Some other things that you should consider before proceeding. How will
you represent where the sorted elements in the list end, and where the
unsorted elements begin? Would the program be any easier to write if
you first create a private helper fucntion to do some of the work? Be
sure to test your code. Create a program that imports selection_sort
from list_util.py, creates an un-sorted but non-random list of
integers, and prints the list before and after sorting.
Can you tell which sorting algorithm, selection or insertion, is
faster by looking at the code? Create a program to test your
intuition. The python module
timeit can be used
to time the execution of code. Read over the documentation for the
timeit module. In particular you will need the Timer initialization
and the timeit method. Also look over the file
timeit_test.py for an example of how to use the
timeit module.
In order to time the sorting functions, create a new file called
sort_timer.py that imports list_util.py and contains a class called
SortTimer. The class should have a list instance variable that
contains a thousand integers. Initialize the list by using
list(range(1000)). Add a method to the class that shuffles the
list using the shuffle function of the random module. Also add two
method that sort the list, one with selection_sort and the other
with insertion_sort. Finally add a method that uses a Timer to
time the two sorting functions on shuffled lists of 1000 integers.
Run the program several times and notice that the elapsed time is
different every time. Do you know why this is? To compensate for this
variation, the test must be run enough times for the variation to
become small in comparison to the result. Find a value for the number
of executions of timeit such that the faster algorithm's execution
time is at least a millisecond. Is the difference in the algorithms
what you expected? Can you explain the difference?
Last week, you generated plots using LibreOffice. This week, you will automatically generate plots using Turtle Graphics. Your program will time selection and insertion sort for list sizes ranging from 100 to 1,000, in increments of 50. You should run each timing a few times, and average them. You should then create a turtle window, an plot the times you generated.
There are some complexities to consider when plotting your data. The first issue is that turtle places the origin in the center of the window. For your plots, you want the origin to be in the lower left-hand corner of the window. The easy solution is to manually shift your data points so that what you draw treats the lower left-hand corner as (0,0). Another solution is to change the world coordinates for turtle, so that it assumes (0,0) is in the lower left-hand corner of the window. You can do this through turtles setworldcoordinates method.

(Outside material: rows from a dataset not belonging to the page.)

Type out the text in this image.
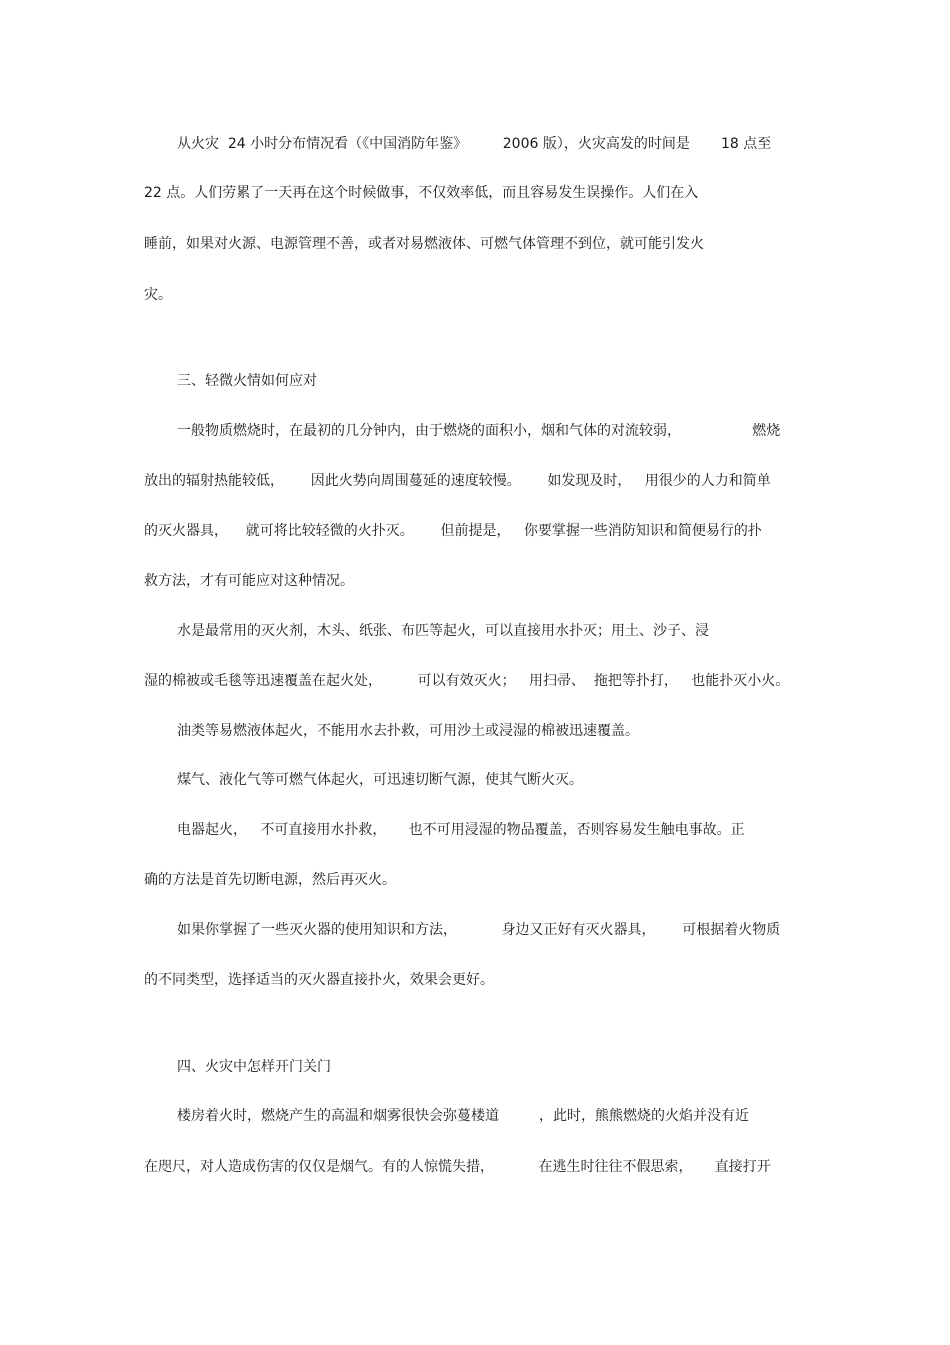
从火灾  24 小时分布情况看（《中国消防年鉴》        2006 版），火灾高发的时间是       18 点至
22 点。人们劳累了一天再在这个时候做事，不仅效率低，而且容易发生误操作。人们在入
睡前，如果对火源、电源管理不善，或者对易燃液体、可燃气体管理不到位，就可能引发火
灾。
三、轻微火情如何应对
一般物质燃烧时，在最初的几分钟内，由于燃烧的面积小，烟和气体的对流较弱，                燃烧
放出的辐射热能较低，      因此火势向周围蔓延的速度较慢。      如发现及时，   用很少的人力和简单
的灭火器具，    就可将比较轻微的火扑灭。      但前提是，   你要掌握一些消防知识和简便易行的扑
救方法，才有可能应对这种情况。
水是最常用的灭火剂，木头、纸张、布匹等起火，可以直接用水扑灭；用土、沙子、浸
湿的棉被或毛毯等迅速覆盖在起火处，        可以有效灭火；   用扫帚、  拖把等扑打，   也能扑灭小火。
油类等易燃液体起火，不能用水去扑救，可用沙土或浸湿的棉被迅速覆盖。
煤气、液化气等可燃气体起火，可迅速切断气源，使其气断火灭。
电器起火，   不可直接用水扑救，     也不可用浸湿的物品覆盖，否则容易发生触电事故。正
确的方法是首先切断电源，然后再灭火。
如果你掌握了一些灭火器的使用知识和方法，          身边又正好有灭火器具，      可根据着火物质
的不同类型，选择适当的灭火器直接扑火，效果会更好。
四、火灾中怎样开门关门
楼房着火时，燃烧产生的高温和烟雾很快会弥蔓楼道         ，此时，熊熊燃烧的火焰并没有近
在咫尺，对人造成伤害的仅仅是烟气。有的人惊慌失措，          在逃生时往往不假思索，     直接打开
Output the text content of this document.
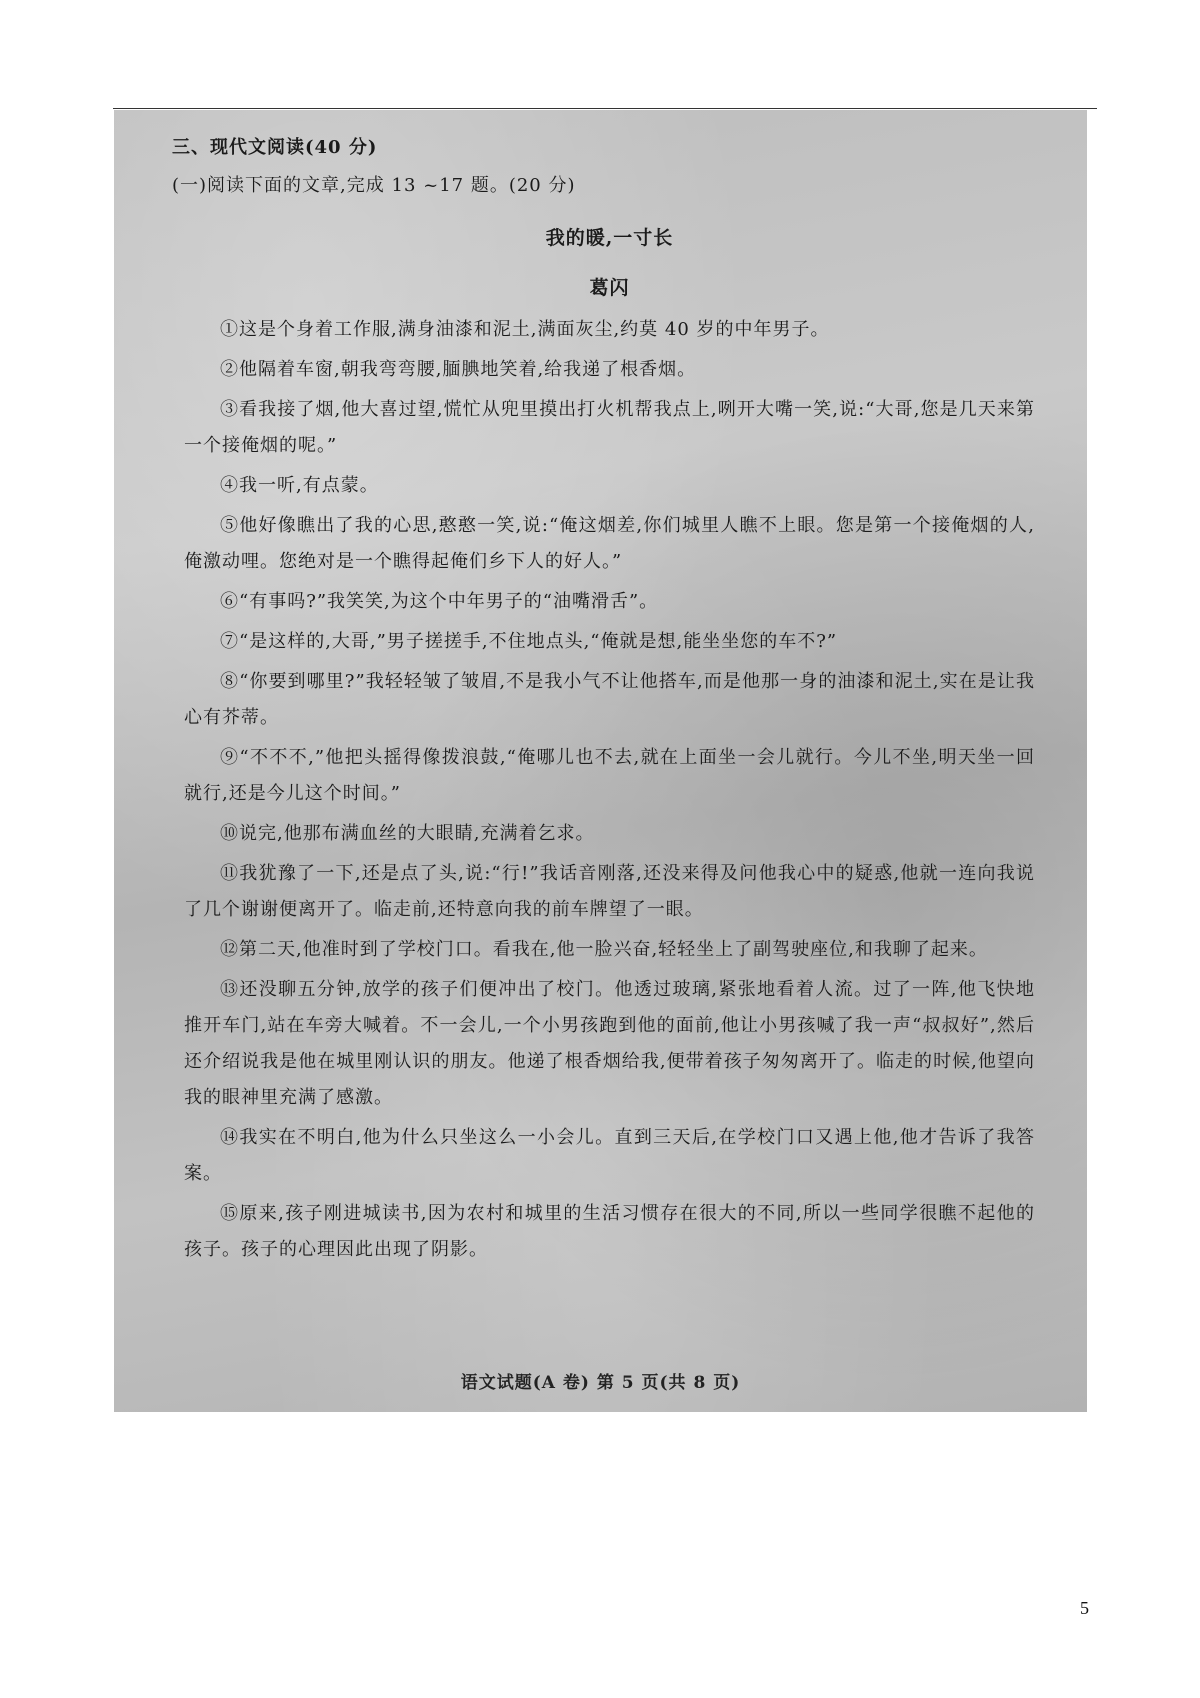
三、现代文阅读(40 分)

(一)阅读下面的文章,完成 13 ~17 题。(20 分)

我的暖,一寸长

葛闪

①这是个身着工作服,满身油漆和泥土,满面灰尘,约莫 40 岁的中年男子。

②他隔着车窗,朝我弯弯腰,腼腆地笑着,给我递了根香烟。

③看我接了烟,他大喜过望,慌忙从兜里摸出打火机帮我点上,咧开大嘴一笑,说:“大哥,您是几天来第一个接俺烟的呢。”

④我一听,有点蒙。

⑤他好像瞧出了我的心思,憨憨一笑,说:“俺这烟差,你们城里人瞧不上眼。您是第一个接俺烟的人,俺激动哩。您绝对是一个瞧得起俺们乡下人的好人。”

⑥“有事吗?”我笑笑,为这个中年男子的“油嘴滑舌”。

⑦“是这样的,大哥,”男子搓搓手,不住地点头,“俺就是想,能坐坐您的车不?”

⑧“你要到哪里?”我轻轻皱了皱眉,不是我小气不让他搭车,而是他那一身的油漆和泥土,实在是让我心有芥蒂。

⑨“不不不,”他把头摇得像拨浪鼓,“俺哪儿也不去,就在上面坐一会儿就行。今儿不坐,明天坐一回就行,还是今儿这个时间。”

⑩说完,他那布满血丝的大眼睛,充满着乞求。

⑪我犹豫了一下,还是点了头,说:“行!”我话音刚落,还没来得及问他我心中的疑惑,他就一连向我说了几个谢谢便离开了。临走前,还特意向我的前车牌望了一眼。

⑫第二天,他准时到了学校门口。看我在,他一脸兴奋,轻轻坐上了副驾驶座位,和我聊了起来。

⑬还没聊五分钟,放学的孩子们便冲出了校门。他透过玻璃,紧张地看着人流。过了一阵,他飞快地推开车门,站在车旁大喊着。不一会儿,一个小男孩跑到他的面前,他让小男孩喊了我一声“叔叔好”,然后还介绍说我是他在城里刚认识的朋友。他递了根香烟给我,便带着孩子匆匆离开了。临走的时候,他望向我的眼神里充满了感激。

⑭我实在不明白,他为什么只坐这么一小会儿。直到三天后,在学校门口又遇上他,他才告诉了我答案。

⑮原来,孩子刚进城读书,因为农村和城里的生活习惯存在很大的不同,所以一些同学很瞧不起他的孩子。孩子的心理因此出现了阴影。

语文试题(A 卷) 第 5 页(共 8 页)
5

Another complexity is scale. It is very likely that the default scale in turtle, based on integer values, is too small to actually see the graph you are drawing. Changing the x-axis scale is simple, since you are in full control of that. You can essentially hard code that scale in your program. However, the y-axis scale will depend on the actual timings generated. To solve this problem, you should find the largest time you need to plot, define that to be the full height of the window, and proportionally scale the rest of your data based on that assumption.
Submit a zip file of your code on the course Inquire site that uses your last names as the file name.